When borrowing for +ve cashflow properties what are the pros & cons of using P&I versus IO loans?
I would imagine I would be using the buy & hold strategy in most cases – as I am primarily interested in the cashflow at this stage.
Also I just finished reading “Real Estate Riches” by Dolf De Roos last night – a HIGHLY RECOMMENDED book.
VERY IMPORTANT QUESTION COMING UP:…..
He suggests that you should try to add value to your IP ASAP and get a new valuation on the property. Then take the extra funds you can borrow as a result of this valuation, use part of it to pay for the improvement, and pocket the rest tax free.
For example, Dolf suggests getting a +ve cashflow property with a garage or carport.
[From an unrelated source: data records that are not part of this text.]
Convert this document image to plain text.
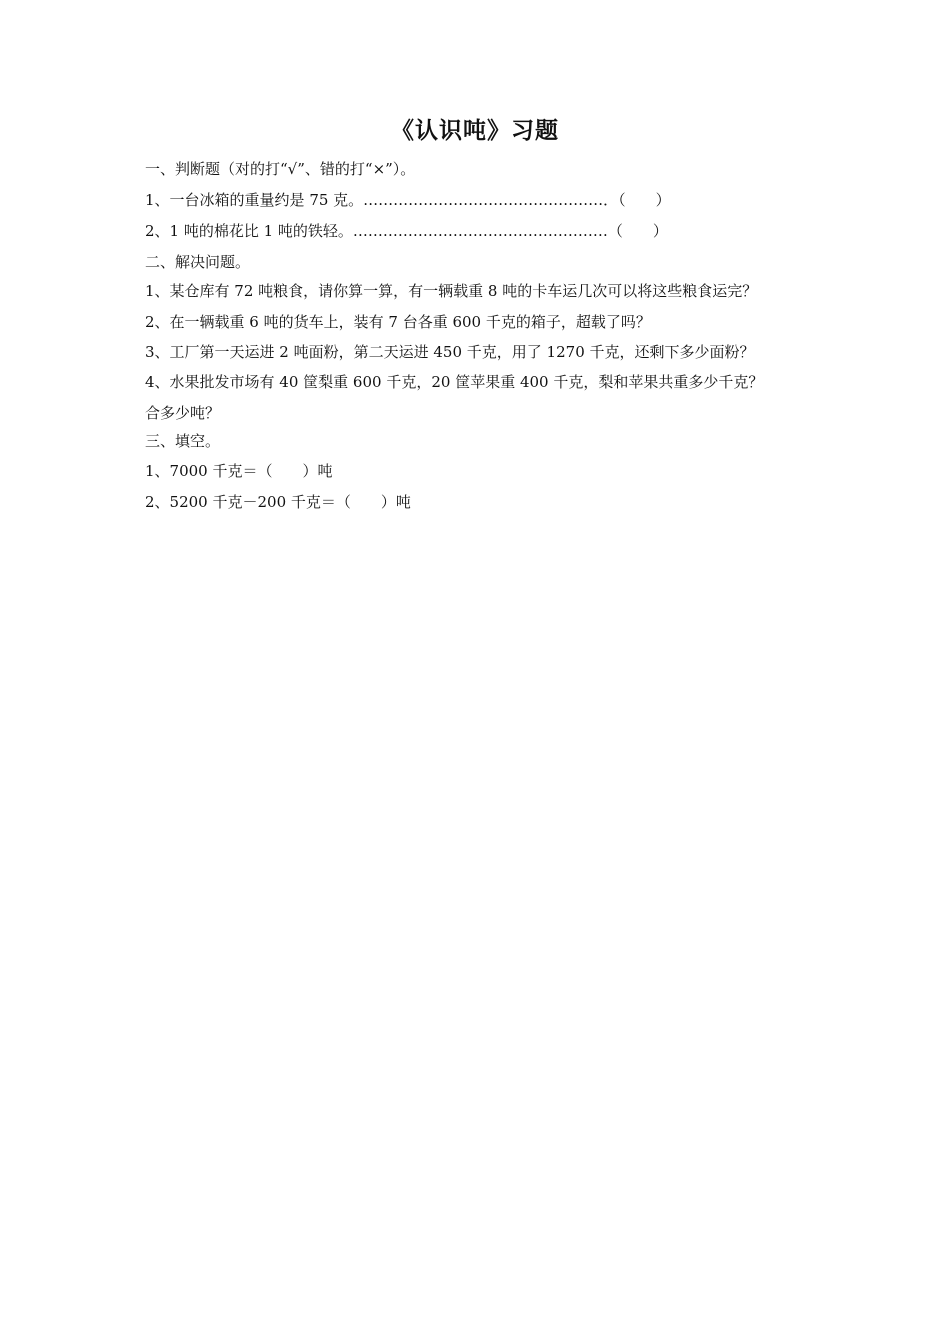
《认识吨》习题
一、判断题（对的打“√”、错的打“×”）。
1、一台冰箱的重量约是 75 克。…………………………………………．（　　）
2、1 吨的棉花比 1 吨的铁轻。……………………………………………（　　）
二、解决问题。
1、某仓库有 72 吨粮食，请你算一算，有一辆载重 8 吨的卡车运几次可以将这些粮食运完？
2、在一辆载重 6 吨的货车上，装有 7 台各重 600 千克的箱子，超载了吗？
3、工厂第一天运进 2 吨面粉，第二天运进 450 千克，用了 1270 千克，还剩下多少面粉？
4、水果批发市场有 40 筐梨重 600 千克，20 筐苹果重 400 千克，梨和苹果共重多少千克？
合多少吨？
三、填空。
1、7000 千克＝（　　）吨
2、5200 千克－200 千克＝（　　）吨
Pay to erect a carport for (let’s say) $1,000. If you get an extra rental income of $20 per week, your annual income would be $1,000.
The new valuation will capitalise the extra rental income at 10% giving you an extra value of $10,000. Lets say you can get a new mortgage using (let’s say) 70% LVR for $7,000.
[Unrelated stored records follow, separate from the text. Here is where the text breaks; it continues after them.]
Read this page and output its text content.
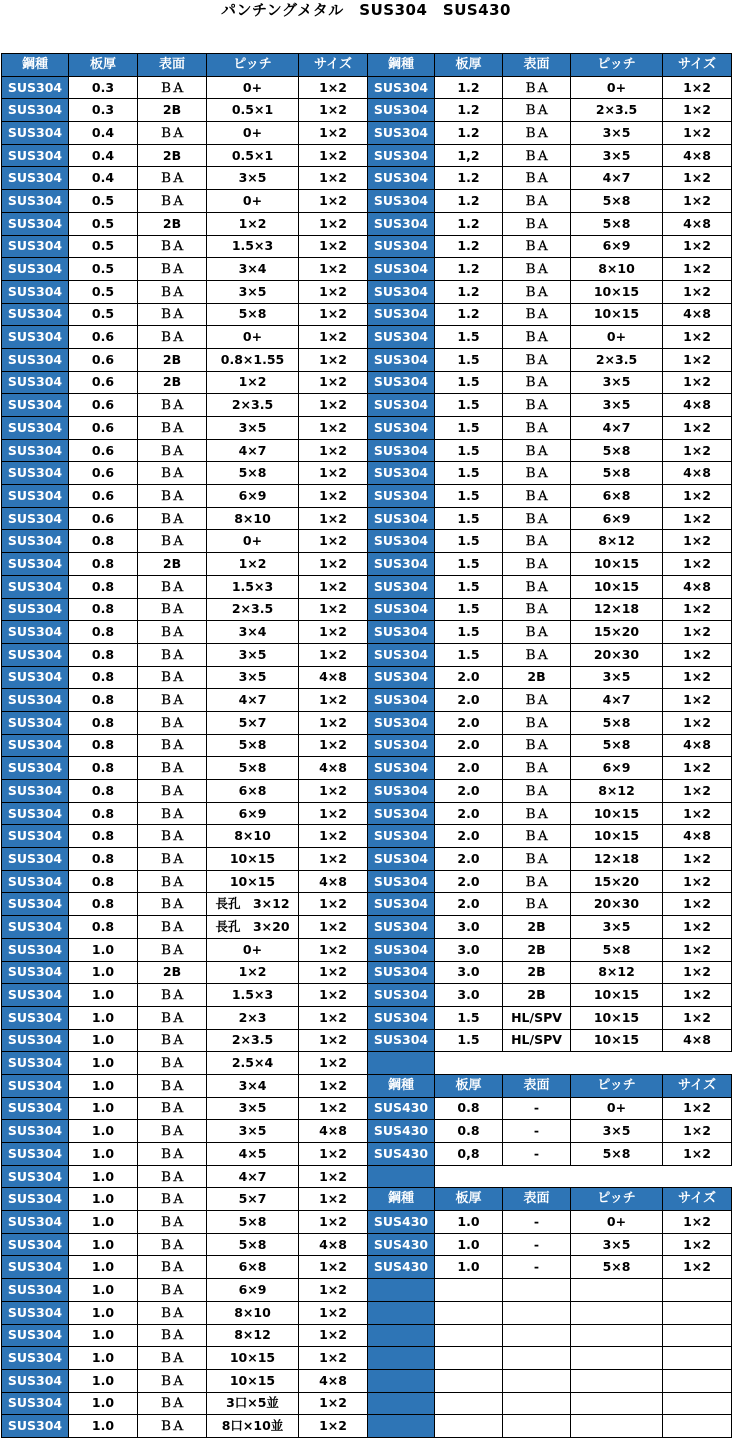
パンチングメタル　SUS304　SUS430
鋼種	板厚	表面	ピッチ	サイズ
SUS304	0.3	ＢＡ	0+	1×2
SUS304	0.3	2B	0.5×1	1×2
SUS304	0.4	ＢＡ	0+	1×2
SUS304	0.4	2B	0.5×1	1×2
SUS304	0.4	ＢＡ	3×5	1×2
SUS304	0.5	ＢＡ	0+	1×2
SUS304	0.5	2B	1×2	1×2
SUS304	0.5	ＢＡ	1.5×3	1×2
SUS304	0.5	ＢＡ	3×4	1×2
SUS304	0.5	ＢＡ	3×5	1×2
SUS304	0.5	ＢＡ	5×8	1×2
SUS304	0.6	ＢＡ	0+	1×2
SUS304	0.6	2B	0.8×1.55	1×2
SUS304	0.6	2B	1×2	1×2
SUS304	0.6	ＢＡ	2×3.5	1×2
SUS304	0.6	ＢＡ	3×5	1×2
SUS304	0.6	ＢＡ	4×7	1×2
SUS304	0.6	ＢＡ	5×8	1×2
SUS304	0.6	ＢＡ	6×9	1×2
SUS304	0.6	ＢＡ	8×10	1×2
SUS304	0.8	ＢＡ	0+	1×2
SUS304	0.8	2B	1×2	1×2
SUS304	0.8	ＢＡ	1.5×3	1×2
SUS304	0.8	ＢＡ	2×3.5	1×2
SUS304	0.8	ＢＡ	3×4	1×2
SUS304	0.8	ＢＡ	3×5	1×2
SUS304	0.8	ＢＡ	3×5	4×8
SUS304	0.8	ＢＡ	4×7	1×2
SUS304	0.8	ＢＡ	5×7	1×2
SUS304	0.8	ＢＡ	5×8	1×2
SUS304	0.8	ＢＡ	5×8	4×8
SUS304	0.8	ＢＡ	6×8	1×2
SUS304	0.8	ＢＡ	6×9	1×2
SUS304	0.8	ＢＡ	8×10	1×2
SUS304	0.8	ＢＡ	10×15	1×2
SUS304	0.8	ＢＡ	10×15	4×8
SUS304	0.8	ＢＡ	長孔　3×12	1×2
SUS304	0.8	ＢＡ	長孔　3×20	1×2
SUS304	1.0	ＢＡ	0+	1×2
SUS304	1.0	2B	1×2	1×2
SUS304	1.0	ＢＡ	1.5×3	1×2
SUS304	1.0	ＢＡ	2×3	1×2
SUS304	1.0	ＢＡ	2×3.5	1×2
SUS304	1.0	ＢＡ	2.5×4	1×2
SUS304	1.0	ＢＡ	3×4	1×2
SUS304	1.0	ＢＡ	3×5	1×2
SUS304	1.0	ＢＡ	3×5	4×8
SUS304	1.0	ＢＡ	4×5	1×2
SUS304	1.0	ＢＡ	4×7	1×2
SUS304	1.0	ＢＡ	5×7	1×2
SUS304	1.0	ＢＡ	5×8	1×2
SUS304	1.0	ＢＡ	5×8	4×8
SUS304	1.0	ＢＡ	6×8	1×2
SUS304	1.0	ＢＡ	6×9	1×2
SUS304	1.0	ＢＡ	8×10	1×2
SUS304	1.0	ＢＡ	8×12	1×2
SUS304	1.0	ＢＡ	10×15	1×2
SUS304	1.0	ＢＡ	10×15	4×8
SUS304	1.0	ＢＡ	3口×5並	1×2
SUS304	1.0	ＢＡ	8口×10並	1×2
鋼種	板厚	表面	ピッチ	サイズ
SUS304	1.2	ＢＡ	0+	1×2
SUS304	1.2	ＢＡ	2×3.5	1×2
SUS304	1.2	ＢＡ	3×5	1×2
SUS304	1,2	ＢＡ	3×5	4×8
SUS304	1.2	ＢＡ	4×7	1×2
SUS304	1.2	ＢＡ	5×8	1×2
SUS304	1.2	ＢＡ	5×8	4×8
SUS304	1.2	ＢＡ	6×9	1×2
SUS304	1.2	ＢＡ	8×10	1×2
SUS304	1.2	ＢＡ	10×15	1×2
SUS304	1.2	ＢＡ	10×15	4×8
SUS304	1.5	ＢＡ	0+	1×2
SUS304	1.5	ＢＡ	2×3.5	1×2
SUS304	1.5	ＢＡ	3×5	1×2
SUS304	1.5	ＢＡ	3×5	4×8
SUS304	1.5	ＢＡ	4×7	1×2
SUS304	1.5	ＢＡ	5×8	1×2
SUS304	1.5	ＢＡ	5×8	4×8
SUS304	1.5	ＢＡ	6×8	1×2
SUS304	1.5	ＢＡ	6×9	1×2
SUS304	1.5	ＢＡ	8×12	1×2
SUS304	1.5	ＢＡ	10×15	1×2
SUS304	1.5	ＢＡ	10×15	4×8
SUS304	1.5	ＢＡ	12×18	1×2
SUS304	1.5	ＢＡ	15×20	1×2
SUS304	1.5	ＢＡ	20×30	1×2
SUS304	2.0	2B	3×5	1×2
SUS304	2.0	ＢＡ	4×7	1×2
SUS304	2.0	ＢＡ	5×8	1×2
SUS304	2.0	ＢＡ	5×8	4×8
SUS304	2.0	ＢＡ	6×9	1×2
SUS304	2.0	ＢＡ	8×12	1×2
SUS304	2.0	ＢＡ	10×15	1×2
SUS304	2.0	ＢＡ	10×15	4×8
SUS304	2.0	ＢＡ	12×18	1×2
SUS304	2.0	ＢＡ	15×20	1×2
SUS304	2.0	ＢＡ	20×30	1×2
SUS304	3.0	2B	3×5	1×2
SUS304	3.0	2B	5×8	1×2
SUS304	3.0	2B	8×12	1×2
SUS304	3.0	2B	10×15	1×2
SUS304	1.5	HL/SPV	10×15	1×2
SUS304	1.5	HL/SPV	10×15	4×8

鋼種	板厚	表面	ピッチ	サイズ
SUS430	0.8	-	0+	1×2
SUS430	0.8	-	3×5	1×2
SUS430	0,8	-	5×8	1×2

鋼種	板厚	表面	ピッチ	サイズ
SUS430	1.0	-	0+	1×2
SUS430	1.0	-	3×5	1×2
SUS430	1.0	-	5×8	1×2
You pay for the carport out of this loan money, and you deduct interest (say 10%). Dolf works out you are left with $6,000 (remember you have $1,000 extra rent pa).
And that $6,000 is not income as such so it is tax free!!!
Does that work in Australia?
As Dolf is an Aussie I imagine that is so. But I have heard of another American doing this, so maybe Dolf is just referring to the US as he lives there now (next door to Robert Kyosaki).
Thanks,
David Paxton
New Homes Consultant
Sterling Homes
0412 853 395
We have all our IPs I/O loans because we want more cash flow. Our contract allows us to change to P&I in 5 years andso start paying off the loan if we decide to do that.
We have recently renovated and got new valuations and got a L/C but we always check with our accountant re any tax implications. They are the best to advise on your own situation.